KANIGARAN-Wali
Kota Probolinggo, dr. Aminuddin berkesempatan menghadiri Kenduri
Legian, Jumat (22/8), sebuah acara yang digagas oleh budayawan muda
sekaligus tokoh agama Kota Probolinggo, KH. Ahmad Tajul Mafakhir atau
yang akrab dikenal Gus Tajul.
Gelaran yang berlangsung di Cafe and
Resto D’Bellpepper pada Jumat (22/8) siang ini menghadirkan undangan
dari berbagai kalangan, mulai dari forkopimda, tokoh agama, pelaku UMKM
dan stakeholder.
Kenduri Legian bukan sekadar ajang
berkumpul, melainkan wadah untuk memperkuat kerukunan, kebersamaan, dan
ketahanan sosial masyarakat Kota Probolinggo. Dalam suasana santai, para
undangan yang hadir larut dalam obrolan dan diskusi ringan, yang
menambah kehangatan kebersamaan.
Dalam sambutannya, Wali Kota
Probolinggo, dr. Aminuddin, menekankan bahwa Kenduri Legian bukan
sekadar perjamuan, melainkan forum inklusif untuk memperkuat resiliensi
sosial masyarakat.
“Bahasa sekarang ini yang sedang tren
memang bagaimana kita bisa membangun ketahanan, baik pertahanan, pangan,
maupun kerukunan. Resiliensi ini menjadi kata kunci. Dan resiliensi itu
hanya bisa terwujud kalau kita inklusif, terbuka untuk semua. Maka,
Kenduri Legian ini saya nilai sangat tepat,” ujarnya.
Wali
Kota Aminuddin juga menekankan pentingnya menjaga kebhinekaan sebagai
kunci memahami Pancasila. “Kalau kita tidak memahami kebhinekaan, sulit
untuk memahami Pancasila. Kota Probolinggo beruntung sejak awal sudah
jamak, ada etnis China, Arab, suku Madura, Jawa, Melayu. Inilah wajah
Bhinneka Tunggal Ika yang harus terus kita jaga. Suasana kondusif yang
kita miliki sekarang adalah modal besar untuk menuju Indonesia Emas
2045,” tegasnya.
Senada, Gus Tajul mengatakan gagasan
Kenduri Legian berangkat dari filosofi “Kenduri” yang berarti selamatan
atau acara makan bersama yang biasanya penuh doa, syukur dan
kebersamaan. Sedangkan “Legian” yang berarti guyub, ramai, dan penuh
kebahagiaan. Ia menekankan bahwa Kenduri Legian adalah upaya sederhana
namun penuh makna untuk merawat semangat kebhinekaan.

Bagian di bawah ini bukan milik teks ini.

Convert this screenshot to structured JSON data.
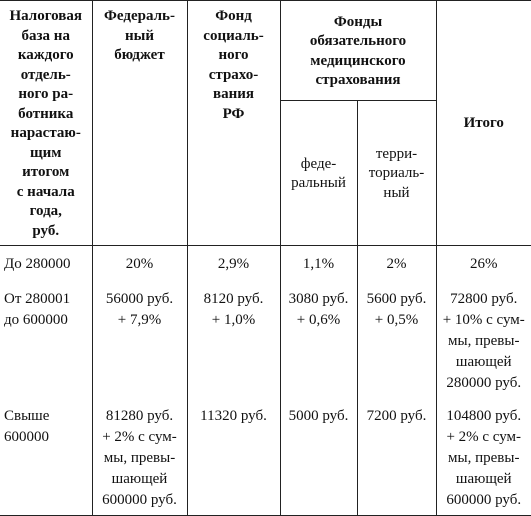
{
  "header": {
    "base": [
      "Налоговая",
      "база на",
      "каждого",
      "отдель-",
      "ного ра-",
      "ботника",
      "нарастаю-",
      "щим",
      "итогом",
      "с начала",
      "года,",
      "руб."
    ],
    "federal": [
      "Федераль-",
      "ный",
      "бюджет"
    ],
    "social": [
      "Фонд",
      "социаль-",
      "ного",
      "страхо-",
      "вания",
      "РФ"
    ],
    "medical": [
      "Фонды",
      "обязательного",
      "медицинского",
      "страхования"
    ],
    "medical_federal": [
      "феде-",
      "ральный"
    ],
    "medical_territorial": [
      "терри-",
      "ториаль-",
      "ный"
    ],
    "total": [
      "Итого"
    ]
  },
  "table": {
    "rows": [
      [
        [
          "До 280000"
        ],
        [
          "20%"
        ],
        [
          "2,9%"
        ],
        [
          "1,1%"
        ],
        [
          "2%"
        ],
        [
          "26%"
        ]
      ],
      [
        [
          "От 280001",
          "до 600000"
        ],
        [
          "56000 руб.",
          "+ 7,9%"
        ],
        [
          "8120 руб.",
          "+ 1,0%"
        ],
        [
          "3080 руб.",
          "+ 0,6%"
        ],
        [
          "5600 руб.",
          "+ 0,5%"
        ],
        [
          "72800 руб.",
          "+ 10% с сум-",
          "мы, превы-",
          "шающей",
          "280000 руб."
        ]
      ],
      [
        [
          "Свыше",
          "600000"
        ],
        [
          "81280 руб.",
          "+ 2% с сум-",
          "мы, превы-",
          "шающей",
          "600000 руб."
        ],
        [
          "11320 руб."
        ],
        [
          "5000 руб."
        ],
        [
          "7200 руб."
        ],
        [
          "104800 руб.",
          "+ 2% с сум-",
          "мы, превы-",
          "шающей",
          "600000 руб."
        ]
      ]
    ]
  }
}
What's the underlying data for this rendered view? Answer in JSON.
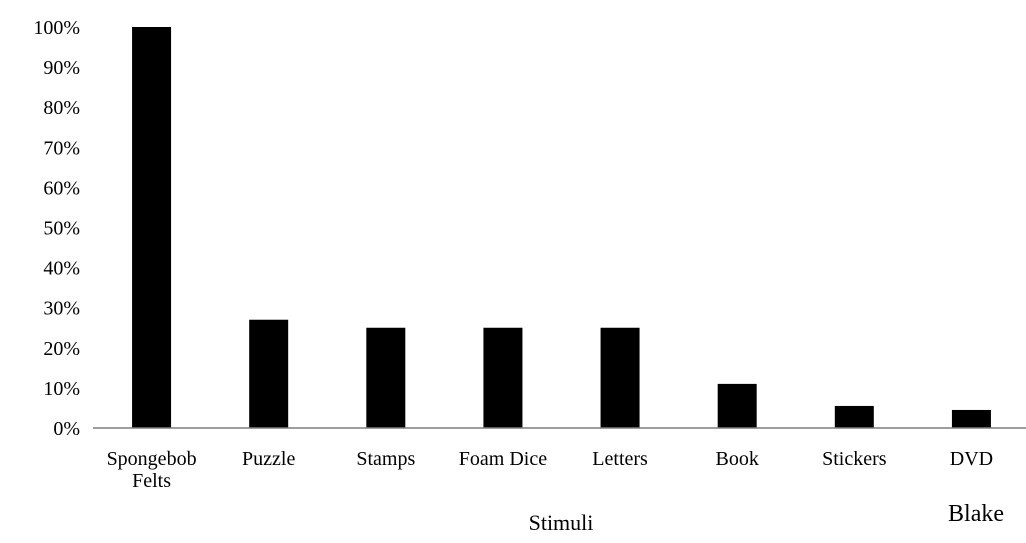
{
  "chart_data": {
    "type": "bar",
    "categories": [
      [
        "Spongebob",
        "Felts"
      ],
      [
        "Puzzle"
      ],
      [
        "Stamps"
      ],
      [
        "Foam Dice"
      ],
      [
        "Letters"
      ],
      [
        "Book"
      ],
      [
        "Stickers"
      ],
      [
        "DVD"
      ]
    ],
    "values": [
      100,
      27,
      25,
      25,
      25,
      11,
      5.5,
      4.5
    ],
    "ylim": [
      0,
      100
    ],
    "yticks": [
      0,
      10,
      20,
      30,
      40,
      50,
      60,
      70,
      80,
      90,
      100
    ],
    "ytick_labels": [
      "0%",
      "10%",
      "20%",
      "30%",
      "40%",
      "50%",
      "60%",
      "70%",
      "80%",
      "90%",
      "100%"
    ],
    "xlabel": "Stimuli",
    "ylabel": "",
    "annotation": "Blake",
    "grid": false,
    "bar_color": "#000000",
    "axis_color": "#7f7f7f"
  }
}
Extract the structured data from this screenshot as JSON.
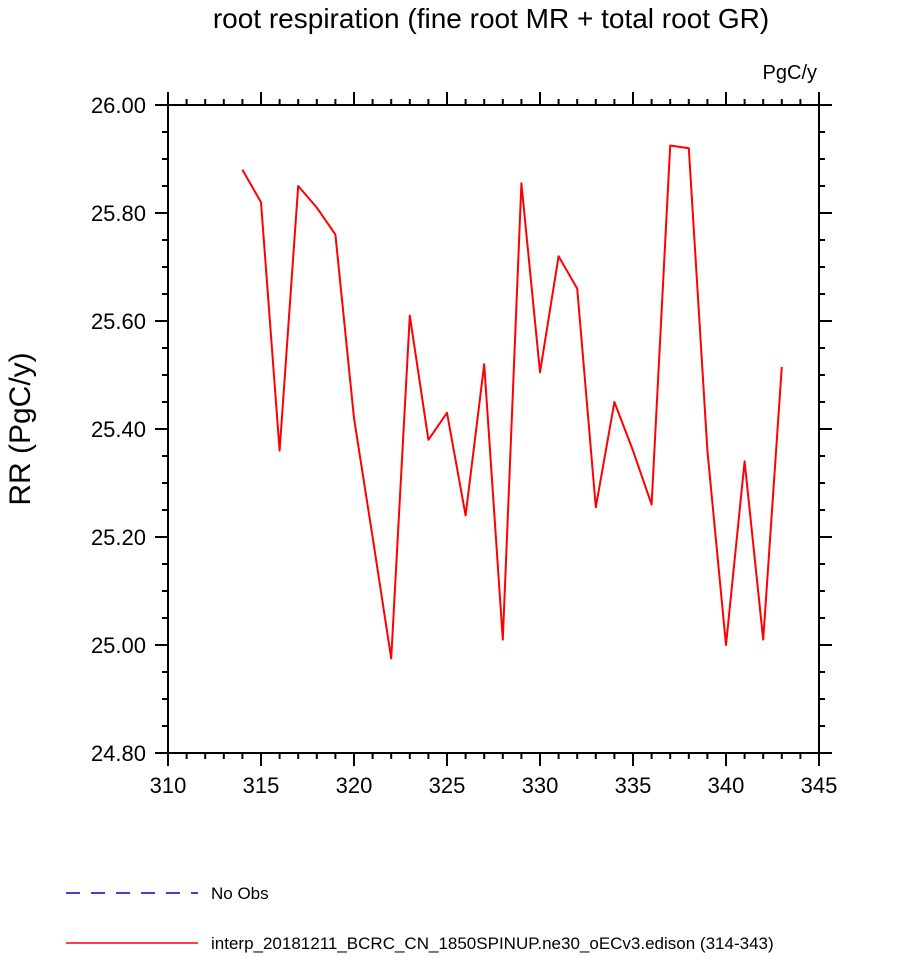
{
  "chart_data": {
    "type": "line",
    "title": "root respiration (fine root MR + total root GR)",
    "units": "PgC/y",
    "xlabel": "",
    "ylabel": "RR  (PgC/y)",
    "xlim": [
      310,
      345
    ],
    "ylim": [
      24.8,
      26.0
    ],
    "x_ticks": [
      310,
      315,
      320,
      325,
      330,
      335,
      340,
      345
    ],
    "y_ticks": [
      24.8,
      25.0,
      25.2,
      25.4,
      25.6,
      25.8,
      26.0
    ],
    "x_tick_labels": [
      "310",
      "315",
      "320",
      "325",
      "330",
      "335",
      "340",
      "345"
    ],
    "y_tick_labels": [
      "24.80",
      "25.00",
      "25.20",
      "25.40",
      "25.60",
      "25.80",
      "26.00"
    ],
    "series": [
      {
        "name": "interp_20181211_BCRC_CN_1850SPINUP.ne30_oECv3.edison (314-343)",
        "color": "#ff0000",
        "style": "solid",
        "x": [
          314,
          315,
          316,
          317,
          318,
          319,
          320,
          321,
          322,
          323,
          324,
          325,
          326,
          327,
          328,
          329,
          330,
          331,
          332,
          333,
          334,
          335,
          336,
          337,
          338,
          339,
          340,
          341,
          342,
          343
        ],
        "values": [
          25.88,
          25.82,
          25.36,
          25.85,
          25.81,
          25.76,
          25.42,
          25.2,
          24.975,
          25.61,
          25.38,
          25.43,
          25.24,
          25.52,
          25.01,
          25.855,
          25.505,
          25.72,
          25.66,
          25.255,
          25.45,
          25.36,
          25.26,
          25.925,
          25.92,
          25.36,
          25.0,
          25.34,
          25.01,
          25.515
        ]
      }
    ],
    "legend": [
      {
        "label": "No Obs",
        "color": "#0000cc",
        "style": "dashed"
      },
      {
        "label": "interp_20181211_BCRC_CN_1850SPINUP.ne30_oECv3.edison (314-343)",
        "color": "#ff0000",
        "style": "solid"
      }
    ],
    "grid": false
  }
}
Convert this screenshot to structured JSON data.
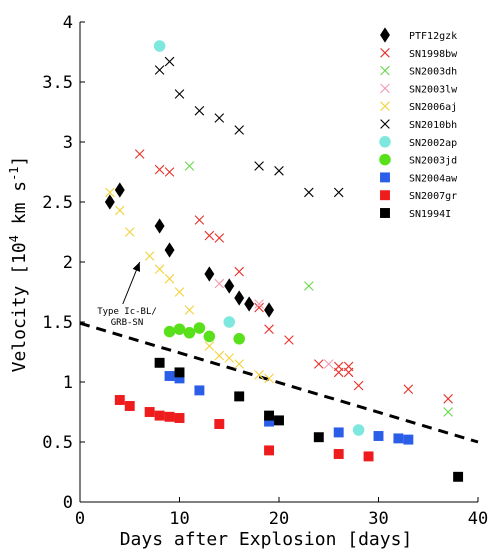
{
  "chart_data": {
    "type": "scatter",
    "title": "",
    "xlabel": "Days after Explosion [days]",
    "ylabel_prefix": "Velocity [10",
    "ylabel_exp": "4",
    "ylabel_suffix": " km s",
    "ylabel_exp2": "-1",
    "ylabel_close": "]",
    "xlim": [
      0,
      40
    ],
    "ylim": [
      0,
      4
    ],
    "xticks": [
      0,
      10,
      20,
      30,
      40
    ],
    "yticks": [
      0,
      0.5,
      1,
      1.5,
      2,
      2.5,
      3,
      3.5,
      4
    ],
    "ytick_labels": [
      "0",
      "0.5",
      "1",
      "1.5",
      "2",
      "2.5",
      "3",
      "3.5",
      "4"
    ],
    "grid": false,
    "legend_position": "top-right",
    "annotation": {
      "line1": "Type Ic-BL/",
      "line2": "GRB-SN",
      "arrow_from": [
        4.3,
        1.65
      ],
      "arrow_to": [
        6.0,
        2.0
      ]
    },
    "trend_line": {
      "style": "dashed",
      "color": "#000000",
      "x": [
        0,
        40
      ],
      "y": [
        1.49,
        0.5
      ]
    },
    "series": [
      {
        "name": "PTF12gzk",
        "marker": "diamond",
        "color": "#000000",
        "x": [
          3,
          4,
          8,
          9,
          13,
          15,
          16,
          17,
          19
        ],
        "y": [
          2.5,
          2.6,
          2.3,
          2.1,
          1.9,
          1.8,
          1.7,
          1.65,
          1.6
        ]
      },
      {
        "name": "SN1998bw",
        "marker": "x",
        "color": "#e8302a",
        "x": [
          6,
          8,
          9,
          12,
          13,
          14,
          16,
          18,
          19,
          21,
          24,
          26,
          26,
          27,
          27,
          28,
          33,
          37
        ],
        "y": [
          2.9,
          2.77,
          2.75,
          2.35,
          2.22,
          2.2,
          1.92,
          1.62,
          1.44,
          1.35,
          1.15,
          1.13,
          1.08,
          1.13,
          1.08,
          0.97,
          0.94,
          0.86
        ]
      },
      {
        "name": "SN2003dh",
        "marker": "x",
        "color": "#66d84a",
        "x": [
          11,
          23,
          37
        ],
        "y": [
          2.8,
          1.8,
          0.75
        ]
      },
      {
        "name": "SN2003lw",
        "marker": "x",
        "color": "#f29ab0",
        "x": [
          14,
          18,
          25
        ],
        "y": [
          1.82,
          1.65,
          1.15
        ]
      },
      {
        "name": "SN2006aj",
        "marker": "x",
        "color": "#f2d23a",
        "x": [
          3,
          4,
          5,
          7,
          8,
          9,
          10,
          11,
          13,
          14,
          15,
          16,
          18,
          19
        ],
        "y": [
          2.58,
          2.43,
          2.25,
          2.05,
          1.94,
          1.86,
          1.75,
          1.6,
          1.3,
          1.22,
          1.2,
          1.15,
          1.06,
          1.03
        ]
      },
      {
        "name": "SN2010bh",
        "marker": "x",
        "color": "#000000",
        "x": [
          8,
          9,
          10,
          12,
          14,
          16,
          18,
          20,
          23,
          26
        ],
        "y": [
          3.6,
          3.67,
          3.4,
          3.26,
          3.2,
          3.1,
          2.8,
          2.76,
          2.58,
          2.58
        ]
      },
      {
        "name": "SN2002ap",
        "marker": "circle",
        "color": "#7ee8de",
        "x": [
          8,
          15,
          28
        ],
        "y": [
          3.8,
          1.5,
          0.6
        ]
      },
      {
        "name": "SN2003jd",
        "marker": "circle",
        "color": "#58e01a",
        "x": [
          9,
          10,
          11,
          12,
          13,
          16
        ],
        "y": [
          1.42,
          1.44,
          1.41,
          1.45,
          1.38,
          1.36
        ]
      },
      {
        "name": "SN2004aw",
        "marker": "square",
        "color": "#2a5de8",
        "x": [
          9,
          10,
          12,
          19,
          26,
          30,
          32,
          33
        ],
        "y": [
          1.05,
          1.03,
          0.93,
          0.67,
          0.58,
          0.55,
          0.53,
          0.52
        ]
      },
      {
        "name": "SN2007gr",
        "marker": "square",
        "color": "#ee1c1c",
        "x": [
          4,
          5,
          7,
          8,
          9,
          10,
          14,
          19,
          26,
          29
        ],
        "y": [
          0.85,
          0.8,
          0.75,
          0.72,
          0.71,
          0.7,
          0.65,
          0.43,
          0.4,
          0.38
        ]
      },
      {
        "name": "SN1994I",
        "marker": "square",
        "color": "#000000",
        "x": [
          8,
          10,
          16,
          19,
          20,
          24,
          38
        ],
        "y": [
          1.16,
          1.08,
          0.88,
          0.72,
          0.68,
          0.54,
          0.21
        ]
      }
    ]
  }
}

“Alhamdulillah, di usia 80 tahun
kemerdekaan ini kita masih diberi kesempatan untuk setia merawat
kebhinekaan. Kita tidak bisa hanya menyuruh orang lain damai kalau diri
kita sendiri tidak damai. Forum ini adalah warisan nilai dari para
pendiri bangsa, bahwa silaturahmi lintas tokoh akan melahirkan suasana
kebangsaan yang kondusif. Kalau di tingkat nasional dulu Taufik Kiemas
rutin mengundang tokoh negara hanya untuk makan bersama, di Probolinggo
kita lakukan hal yang sama dalam skala lokal,” ungkapnya.
Gus Tajul yang juga dikenal sebagai
pengasuh Pondok Pesantren Roudlotul Muttaqien di wilayah Kecamatan
Kademangan, berharap forum ini benar-benar menjadi simbol resiliensi
sosial dan harmoni masyarakat. “Di tengah derasnya arus digitalisasi,
masyarakat butuh ruang nyata untuk berjumpa, bertukar pikiran, dan
mempererat persaudaraan. Kenduri Legian ini kami harapkan menjadi
momentum menjaga harmoni kota,” jelasnya.
Sementara itu Sekretaris MUI Kota
Probolinggo, Imanudin, mengatakan bahwa Kenduri Legian telah berlangsung
sebelum pandemi covid-19 yakni di tahun 2019 dan kini dihidupkan
kembali sebulan sekali di Jumat Legi untuk mempererat harmoni. “Tujuan
utamanya sederhana, menyambung rasa. Tidak ada agenda resmi atau diskusi
formal, hanya makan bersama. Tapi dari situ tercipta suasana positif
yang bisa dibawa pulang ke lingkungan masing-masing. Kalau para tokohnya
akur dan rukun, insyaallah masyarakat di bawahnya juga ikut rukun.